THE GRASSHOPPER AND THE ANTS is the Aesop fable, slightly softened. Grasshopper wants to play, while the ants don't have time to relax: Autumn is coming! They toil, while Grasshopper has fun fishing, picnicking on leaves, and making a "snow-hopper" in winter. The ants are pictured busy with the sort of work humans do: spinning wool, feeding the fire, setting bowls and a casserole on the table. But in this version, the line between work and play is blurred. Grasshopper's a one-man band, toting a banjo and marching drum, and when the Queen Ant invites him in from the cold, he entertains the colony.

Is it any good?

The text of The Grasshopper & the Ants, limited to sparse dialogue between Grasshopper and the ants, anchors us, but the richly detailed illustrations tell the story. Jerry Pinkney has racked up numerous awards, including prestigious Caldecott and Coretta Scott King Book Awards, and he's a practiced hand at fables, having previously tackled The Lion and the Mouse and The Tortoise and the Hare.  

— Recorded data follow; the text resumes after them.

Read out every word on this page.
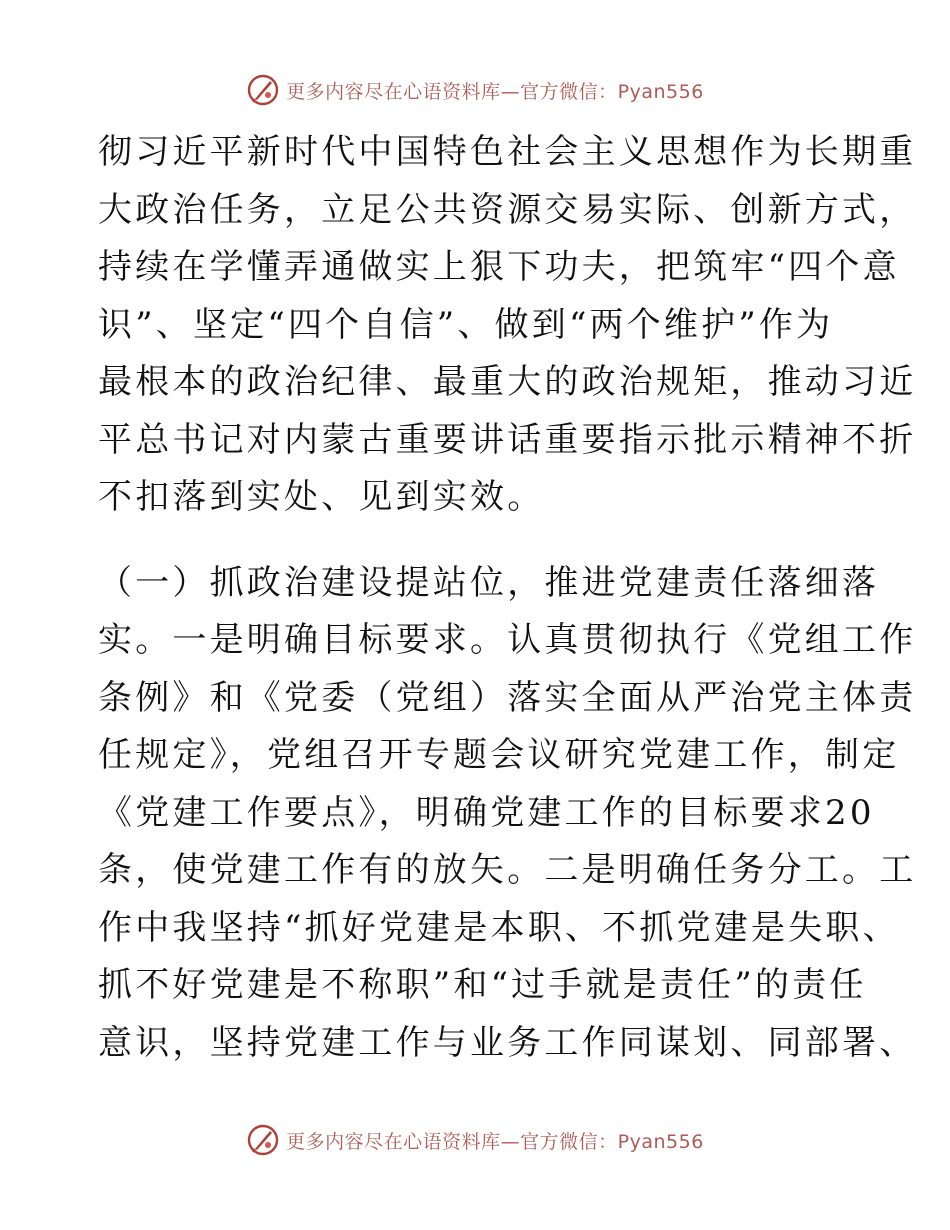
更多内容尽在心语资料库—官方微信：Pyan556
彻习近平新时代中国特色社会主义思想作为长期重
大政治任务，立足公共资源交易实际、创新方式，
持续在学懂弄通做实上狠下功夫，把筑牢“四个意
识”、坚定“四个自信”、做到“两个维护”作为
最根本的政治纪律、最重大的政治规矩，推动习近
平总书记对内蒙古重要讲话重要指示批示精神不折
不扣落到实处、见到实效。
（一）抓政治建设提站位，推进党建责任落细落
实。一是明确目标要求。认真贯彻执行《党组工作
条例》和《党委（党组）落实全面从严治党主体责
任规定》，党组召开专题会议研究党建工作，制定
《党建工作要点》，明确党建工作的目标要求20
条，使党建工作有的放矢。二是明确任务分工。工
作中我坚持“抓好党建是本职、不抓党建是失职、
抓不好党建是不称职”和“过手就是责任”的责任
意识，坚持党建工作与业务工作同谋划、同部署、
更多内容尽在心语资料库—官方微信：Pyan556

Though the washy watercolor and busy spreads of ants sometimes make it difficult to discern the finer details, a close reading yields benefits: Grasshopper wears maple seed pods as snowshoes! And happily, the moral is not harshly moralistic; when Grasshopper shivers outside, the Queen Ant invites him in for tea. He then plays music for the ants, who join in joyfully, an acknowledgement that there's more than one type of work. Art and entertainment are important, as is the sharing of bounty.

Talk to your kids about ...

  • Families can talk about work vs. play. Why is work important? Why is play important?

  • How do ants work as a community? What sort of work do you think real ants do? What sort of work are these storybook ants doing?

  • Do you think playing music counts as work? How do music and art contribute to a community?